Concept of black identity
California-born Nafisa Thompson-Spires reveals what it means to be a black American today in her debut short-story collection, and refers to sketches and character profiles of a section of black subjects –of mid-19th century by James McCune Smith, the first African American Physician to hold a medical degree.
Thompson-Spires narrates the black life from the mundane to the obscure and span the moralistic to the cadaverous”. Race intersects with gender, class, disability and chronic illness.

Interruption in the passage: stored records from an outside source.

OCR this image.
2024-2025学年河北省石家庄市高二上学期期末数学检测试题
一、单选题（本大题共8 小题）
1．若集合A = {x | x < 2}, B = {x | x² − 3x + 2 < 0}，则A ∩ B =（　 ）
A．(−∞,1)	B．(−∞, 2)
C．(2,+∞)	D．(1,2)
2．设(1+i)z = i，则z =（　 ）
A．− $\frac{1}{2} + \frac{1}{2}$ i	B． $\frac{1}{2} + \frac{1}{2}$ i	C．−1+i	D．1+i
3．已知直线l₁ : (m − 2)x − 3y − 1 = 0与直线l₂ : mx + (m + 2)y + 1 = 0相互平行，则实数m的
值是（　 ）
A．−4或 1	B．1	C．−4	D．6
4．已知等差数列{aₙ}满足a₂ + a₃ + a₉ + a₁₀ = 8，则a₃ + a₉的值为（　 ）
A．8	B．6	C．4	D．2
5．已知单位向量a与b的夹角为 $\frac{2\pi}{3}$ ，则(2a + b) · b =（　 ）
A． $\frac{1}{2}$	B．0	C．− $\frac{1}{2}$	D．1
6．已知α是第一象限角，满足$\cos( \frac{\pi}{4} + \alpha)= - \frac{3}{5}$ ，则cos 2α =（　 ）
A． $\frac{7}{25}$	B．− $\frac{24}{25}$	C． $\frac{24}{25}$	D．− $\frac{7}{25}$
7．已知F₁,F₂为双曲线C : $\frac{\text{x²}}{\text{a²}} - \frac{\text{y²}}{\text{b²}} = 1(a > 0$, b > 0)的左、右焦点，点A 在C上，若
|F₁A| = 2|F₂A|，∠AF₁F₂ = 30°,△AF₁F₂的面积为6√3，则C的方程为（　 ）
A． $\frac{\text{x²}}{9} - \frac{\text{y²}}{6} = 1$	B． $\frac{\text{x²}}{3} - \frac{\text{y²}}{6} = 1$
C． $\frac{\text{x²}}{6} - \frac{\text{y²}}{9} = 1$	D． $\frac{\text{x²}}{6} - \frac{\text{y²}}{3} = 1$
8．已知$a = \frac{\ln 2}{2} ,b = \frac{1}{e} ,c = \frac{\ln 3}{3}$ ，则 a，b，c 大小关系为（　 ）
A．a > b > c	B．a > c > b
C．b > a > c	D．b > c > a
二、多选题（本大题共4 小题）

“You don’t want people to see you as one of those nasty girls, do you,” a mother warns her ASMR ( Autonomous sensory meridian response), video-making teenage daughter. Two mothers exchanging snide remarks through notes in their kids’ backpacks, to the young girl contemplating how best to notify her Facebook friends of her impending suicide – and a new mother and funeral singer who is driven to madness with grief for the young black boys who have fallen victim to gun violence, or the teen who struggles between her upper middle class upbringing and her desire to fully connect with the black culture.
Her take cast some light on snobbish characters whose parents’ wealth has made them “ somehow unfit for black people.”
An eavesdropping white woman is surprised by the language used by two black graduates discussing the desirability of imitating the habits of white folk: Croissants are acceptable but they “drew the line at brioche”.
Heads of the colored people by Nafissa Thompson-Spires, Chatto & Windus £14.99, 224 pages.